Leio as páginas de um
livro de um viajante que visita Chichen Itza, a famosa ruína maia, no México, e
o paradoxo é evidente. O escritor despreza as hordas ignaras de turistas
anafados como se fossem pragas de gafanhotos predadores. Fala do lixo, do linguarejar
barulhento, dos guias de camisa branca que vendem os seus clichés por 10
dólares e das multidões de aldeões que enxameiam as ruínas com as suas
bancas de artesanato tétrico, feito de caveiras, serpentes, jaguares e
guerreiros decapitados. Conclui que Chichen Itza, como todos os lugares
turísticos do mundo, seria muito melhor sem a praga de turistas arrebanhados em
agências low cost. E, no entanto, a
contradição é evidente: este escritor é, também ele, um turista. Porventura o
mais nocivo de todos porque o livro que escreveu possui o tremendo poder de
ampliar a sua mensagem e de lhe multiplicar a potência, atraindo, desse modo,
muitos mais turistas que o simples passa-palavra da maioria. Ele reclama, à
partida, um estatuto de observador etéreo que não tem, o do viajante aureolado
que paira sobre as multidões de gordos. Mas está de má fé. Para todos os efeitos,
naquele momento, ele é só mais turista, um entre muitos, que contribui na
exacta medida de todos os outros para aumentar a pegada ecológica que vai
estragando Chichen Itza, a baía de Guanabara, Veneza, Benidorm, Albufeira, o mundo... De
nada lhe vale – a não ser enquanto mecanismo de sublimação – tentar convencer-se
de que é o viajante-querubim sem corpo, a voz sem língua nem saliva do escritor
imaculado. Errado – ele pesa os mesmos 100 kilos de todos os outros. É um
turista, um vil turista!
É por isso que todos os textos que escarnecem o turismo de
massas estão feridos de um snobismo
implícito e inevitável que é ainda pior quando não tem consciência de si. No
preciso momento em que escrevo uma palavra que seja a denunciar os horrores do
turismo, o viajante transforma-se num possidónio e é essa a armadilha em que
caem todos os escritores – grandes ou pequenos – de viagens.

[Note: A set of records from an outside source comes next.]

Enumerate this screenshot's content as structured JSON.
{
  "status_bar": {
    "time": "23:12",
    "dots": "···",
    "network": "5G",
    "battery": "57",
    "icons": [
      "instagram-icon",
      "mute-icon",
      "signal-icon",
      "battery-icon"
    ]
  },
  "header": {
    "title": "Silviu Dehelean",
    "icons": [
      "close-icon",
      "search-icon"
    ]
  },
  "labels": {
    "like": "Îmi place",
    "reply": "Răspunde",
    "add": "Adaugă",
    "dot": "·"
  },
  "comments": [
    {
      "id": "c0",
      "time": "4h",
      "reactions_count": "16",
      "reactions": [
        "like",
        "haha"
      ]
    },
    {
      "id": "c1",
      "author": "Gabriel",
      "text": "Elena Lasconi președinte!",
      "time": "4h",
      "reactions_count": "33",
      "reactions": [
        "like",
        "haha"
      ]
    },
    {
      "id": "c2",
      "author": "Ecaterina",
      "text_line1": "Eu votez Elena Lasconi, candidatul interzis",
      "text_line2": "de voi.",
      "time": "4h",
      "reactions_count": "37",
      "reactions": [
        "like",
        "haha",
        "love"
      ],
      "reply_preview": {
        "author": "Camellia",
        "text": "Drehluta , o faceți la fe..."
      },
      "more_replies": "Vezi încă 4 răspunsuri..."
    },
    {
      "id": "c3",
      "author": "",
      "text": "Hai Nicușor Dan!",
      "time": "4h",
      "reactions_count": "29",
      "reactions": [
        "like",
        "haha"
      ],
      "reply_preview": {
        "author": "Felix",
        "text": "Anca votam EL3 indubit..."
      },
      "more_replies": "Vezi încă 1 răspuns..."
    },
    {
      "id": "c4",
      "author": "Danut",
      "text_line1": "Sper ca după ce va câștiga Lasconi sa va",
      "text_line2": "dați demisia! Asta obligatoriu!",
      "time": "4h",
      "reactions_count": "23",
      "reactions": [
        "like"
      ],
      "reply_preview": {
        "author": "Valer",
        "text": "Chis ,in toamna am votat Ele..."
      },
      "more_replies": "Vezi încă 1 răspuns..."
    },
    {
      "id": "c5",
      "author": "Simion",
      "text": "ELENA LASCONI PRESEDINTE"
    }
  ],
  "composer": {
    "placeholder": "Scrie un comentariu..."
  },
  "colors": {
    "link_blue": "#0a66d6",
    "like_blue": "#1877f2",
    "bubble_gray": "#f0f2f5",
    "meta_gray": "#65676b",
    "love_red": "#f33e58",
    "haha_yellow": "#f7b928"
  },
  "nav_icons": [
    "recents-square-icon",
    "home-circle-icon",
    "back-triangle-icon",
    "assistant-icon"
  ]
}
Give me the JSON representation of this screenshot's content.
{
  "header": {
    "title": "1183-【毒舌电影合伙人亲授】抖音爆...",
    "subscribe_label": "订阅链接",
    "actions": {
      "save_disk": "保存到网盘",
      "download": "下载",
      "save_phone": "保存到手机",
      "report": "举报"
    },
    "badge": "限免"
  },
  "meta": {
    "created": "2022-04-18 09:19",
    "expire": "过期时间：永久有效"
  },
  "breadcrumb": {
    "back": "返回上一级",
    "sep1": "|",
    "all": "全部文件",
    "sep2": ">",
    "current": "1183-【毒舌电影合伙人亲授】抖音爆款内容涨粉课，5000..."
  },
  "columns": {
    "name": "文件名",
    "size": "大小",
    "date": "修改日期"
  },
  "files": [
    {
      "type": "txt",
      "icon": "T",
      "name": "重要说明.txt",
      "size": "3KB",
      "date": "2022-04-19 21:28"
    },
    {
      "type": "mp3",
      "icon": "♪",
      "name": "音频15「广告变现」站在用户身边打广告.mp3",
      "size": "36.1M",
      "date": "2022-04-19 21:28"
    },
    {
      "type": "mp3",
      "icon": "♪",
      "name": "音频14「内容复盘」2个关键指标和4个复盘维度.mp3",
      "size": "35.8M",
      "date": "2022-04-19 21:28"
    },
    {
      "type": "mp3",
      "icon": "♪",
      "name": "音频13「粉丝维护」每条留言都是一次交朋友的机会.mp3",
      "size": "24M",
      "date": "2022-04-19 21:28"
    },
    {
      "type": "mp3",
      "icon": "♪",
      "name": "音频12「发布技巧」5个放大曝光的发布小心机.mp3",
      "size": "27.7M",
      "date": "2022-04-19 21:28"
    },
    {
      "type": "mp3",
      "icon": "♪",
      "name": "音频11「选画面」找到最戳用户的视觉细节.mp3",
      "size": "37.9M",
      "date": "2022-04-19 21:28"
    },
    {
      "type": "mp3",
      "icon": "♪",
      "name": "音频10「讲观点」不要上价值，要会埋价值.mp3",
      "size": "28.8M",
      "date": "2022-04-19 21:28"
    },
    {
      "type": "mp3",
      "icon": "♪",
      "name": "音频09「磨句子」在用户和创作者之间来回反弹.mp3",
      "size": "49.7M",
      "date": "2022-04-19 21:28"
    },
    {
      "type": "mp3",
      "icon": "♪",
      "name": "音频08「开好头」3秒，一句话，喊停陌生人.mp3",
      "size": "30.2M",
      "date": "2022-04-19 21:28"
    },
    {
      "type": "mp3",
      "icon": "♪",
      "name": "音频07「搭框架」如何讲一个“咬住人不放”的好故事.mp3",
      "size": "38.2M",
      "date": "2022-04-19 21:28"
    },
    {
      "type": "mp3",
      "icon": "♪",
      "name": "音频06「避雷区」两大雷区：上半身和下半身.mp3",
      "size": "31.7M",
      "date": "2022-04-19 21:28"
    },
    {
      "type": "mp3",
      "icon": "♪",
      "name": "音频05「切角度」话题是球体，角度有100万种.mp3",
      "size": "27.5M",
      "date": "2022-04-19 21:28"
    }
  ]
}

Talvez fosse mais honesto se o viajante que não quer ser
turista reconhecesse o óbvio: que sem o malfadado turismo de massas os destinos
de sonho jamais passariam de locais virtuais. Graças ao turismo de massas somos
colocados nas ilhas Phi Phi, na Tailândia, com mais umas centenas de
indesejáveis. Lamentamos estes magotes que nos conspurcam o sonho. Mas sem
eles, pura e simplesmente, não poderíamos lá ir e Maya Beach continuaria a não
passar de um paraíso inacessível de que apenas usufruiríamos enquanto espectadores
espojados num sofá a telever o filme A Praia e a invejar o Brad Pitt. Estar nos
sítios com todos esses milhares de anafados é a única forma do real não nos
escapar completamente como areia por entre os dedos. Devíamos estar gratos e
não zangados com as multidões que fazem bichas intermináveis no Louvre e no Guggenheim
e com as algas castanhas que conspurcam as águas azul cobalto dos resorts
caribenhos. Afinal, somos todos turistas e, no mundo real, só existem duas formas
de o evitarmos:
- uma, autêntica e
eficaz, é não sairmos de casa. Mas isso significa a redução do nosso mundo à
forma de famélicas imagens que poisam fugazmente nos écrans do computador e da
televisão ou nas páginas mentirosas de um livro ilustrado. A outra, a falsa, é
estar de má fé. Consiste em auto convencermo-nos de que somos antes viajantes e,
como dizia Paul Bowles, «o viajante é o contrário do turista». O problema é que
cada um dos milhares de turistas que grelham ao sol de Albufeira está
convencido de que é ele esse ser excepcional, o viajante, e que todos os outros
são os malfadados turistas. Era bom que os nossos paraísos estivessem
desertos, à nossa espera, mas isso é cada vez mais difícil.